Good health and safety management is obviously important to prevent workplace injuries ill health and to prevent companies being prosecuted. A recent report from AXA Insurance has highlighted the need for businesses to have robust health and safety systems to help reduce costs.
The report states that almost a quarter of small and medium-sized businesses (SMEs) have had an employee or former employee submit an Employers’ Liability claim in the past five years. Half of respondents said they have experienced an increase in premiums over the last five years.
Indeed industry data shows that the number of firms subject to an Employers’ Liability claim has risen sharply during this period, which has, in part, driven this rise in premiums. This is despite the fact that the number of reported workplace injuries and accidents has fallen.
The AXA research does suggest that employers believe there is a compensation culture in existence helping to drive these claims and it is likely that the upward trend in Employers’ Liability premiums is likely to continue. Professor Christopher Parsons from Cass Business School commented that “Considering the increasing size of injury awards, which have consistently outstripped both earnings and general inflation, further rises in Employers’ Liability premiums seem likely even if accident rates continue to fall, as Employers’ Liability claims are more attractive to injured workers and are easier to make.”
The Health and Safety Executive (HSE) has estimated that the ratio between insured and uninsured costs arising from accidents lies in the range of 1:8 to 1:36. So in the worst case, for every £100 recovered from the insurer, the business loses about £3,600.
As well as the legal requirements in place insurers want employers to identify and manage risks before an incident occurs and a claim is made.
Research shows that many SMEs will appoint a safety consultant to help with their safety but a number of these consultants do not have any professional qualifications and may employ the goal of eliminating all risk from the workplace rather than setting a proportionate approach to dealing with the Health and Safety at Work Act and other legal requirements.

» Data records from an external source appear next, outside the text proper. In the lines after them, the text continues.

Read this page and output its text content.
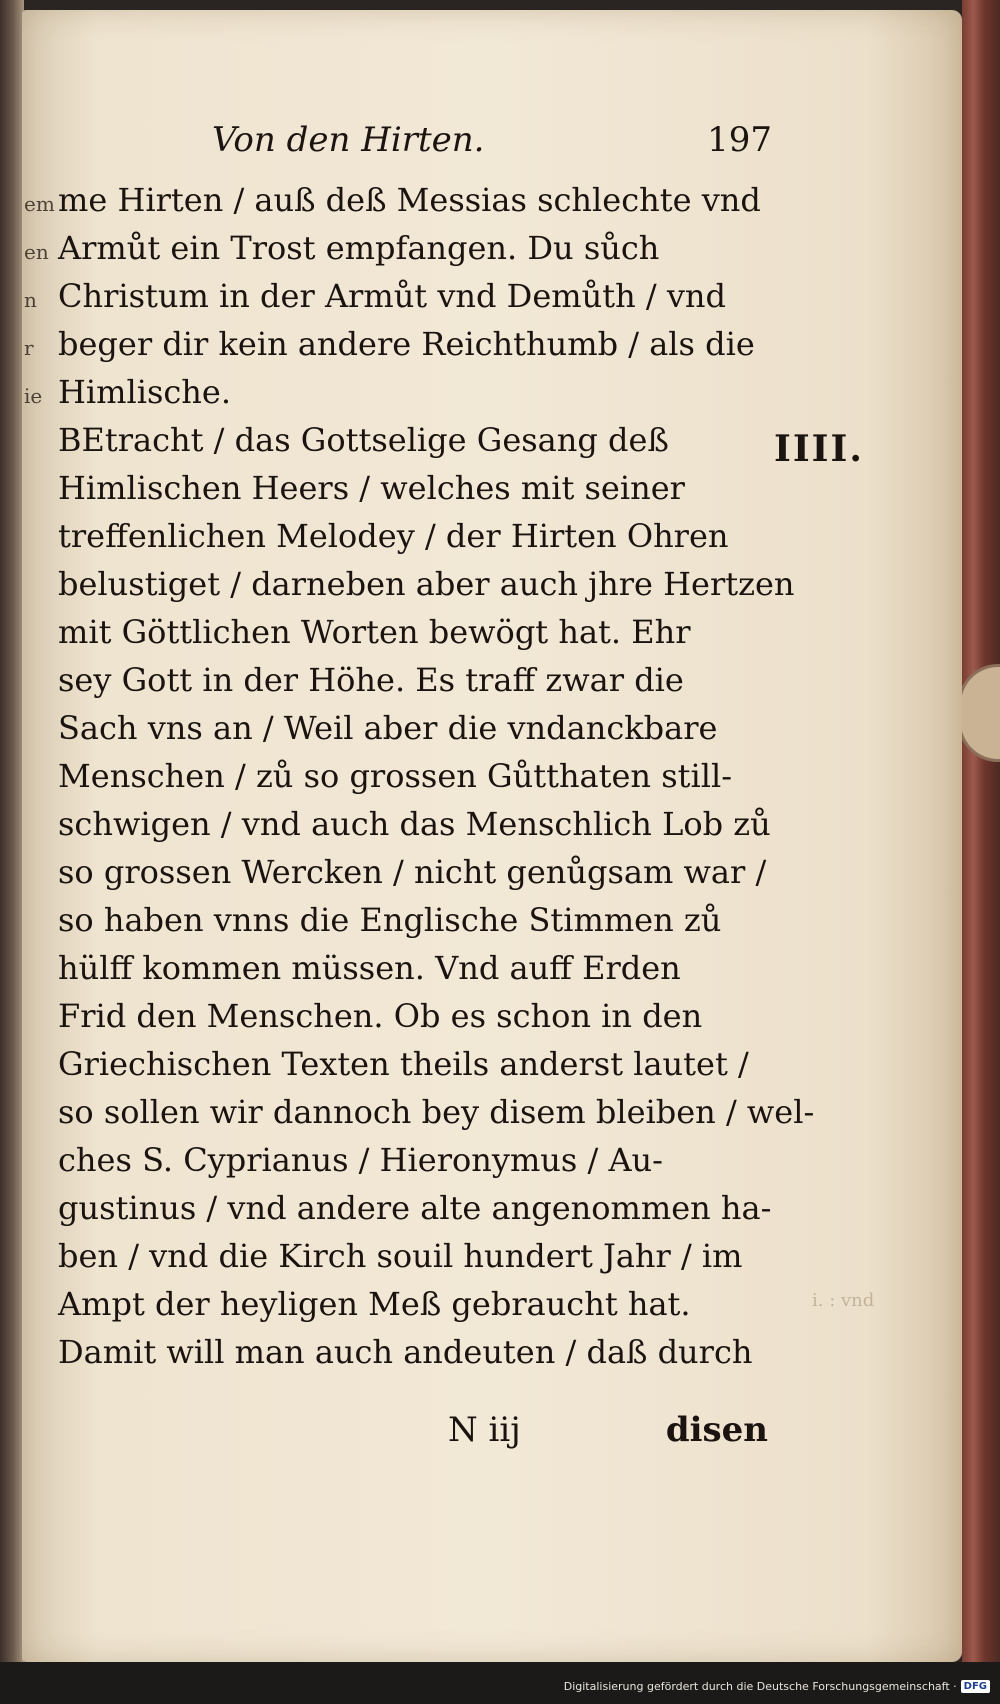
em
en
n
r
ie
Von den Hirten.	197
IIII.
me Hirten / auß deß Messias schlechte vnd
Armůt ein Trost empfangen. Du sůch
Christum in der Armůt vnd Demůth / vnd
beger dir kein andere Reichthumb / als die
Himlische.
BEtracht / das Gottselige Gesang deß
Himlischen Heers / welches mit seiner
treffenlichen Melodey / der Hirten Ohren
belustiget / darneben aber auch jhre Hertzen
mit Göttlichen Worten bewögt hat. Ehr
sey Gott in der Höhe. Es traff zwar die
Sach vns an / Weil aber die vndanckbare
Menschen / zů so grossen Gůtthaten still-
schwigen / vnd auch das Menschlich Lob zů
so grossen Wercken / nicht genůgsam war /
so haben vnns die Englische Stimmen zů
hülff kommen müssen. Vnd auff Erden
Frid den Menschen. Ob es schon in den
Griechischen Texten theils anderst lautet /
so sollen wir dannoch bey disem bleiben / wel-
ches S. Cyprianus / Hieronymus / Au-
gustinus / vnd andere alte angenommen ha-
ben / vnd die Kirch souil hundert Jahr / im
Ampt der heyligen Meß gebraucht hat.
Damit will man auch andeuten / daß durch
i. : vnd
N iij	disen
Digitalisierung gefördert durch die Deutsche Forschungsgemeinschaft · DFG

Many larger organisations also take this approach where a proportionate approach would be more effective.
In order to manage risks effectively it is vital to identify the real risks facing the business, including the less obvious ones such as lack of effective communication, management involvement in safety, or monitoring safety performance.
Cardinus safety consultancy division is now working with many SMEs, insurance companies and larger orgnisations to develop safety management systems based on a proportionate approach through prioritising identified risks and setting a safety programme of controls and improvements.
The approach involves employee and management involvement to help identify and prioritise workplace risks and develop agreed controls for their management. This is proving to be a very effective way of improving safety management and hopefully one that see less pressure from potential Employers’ Liability claims and that has got to make business sense.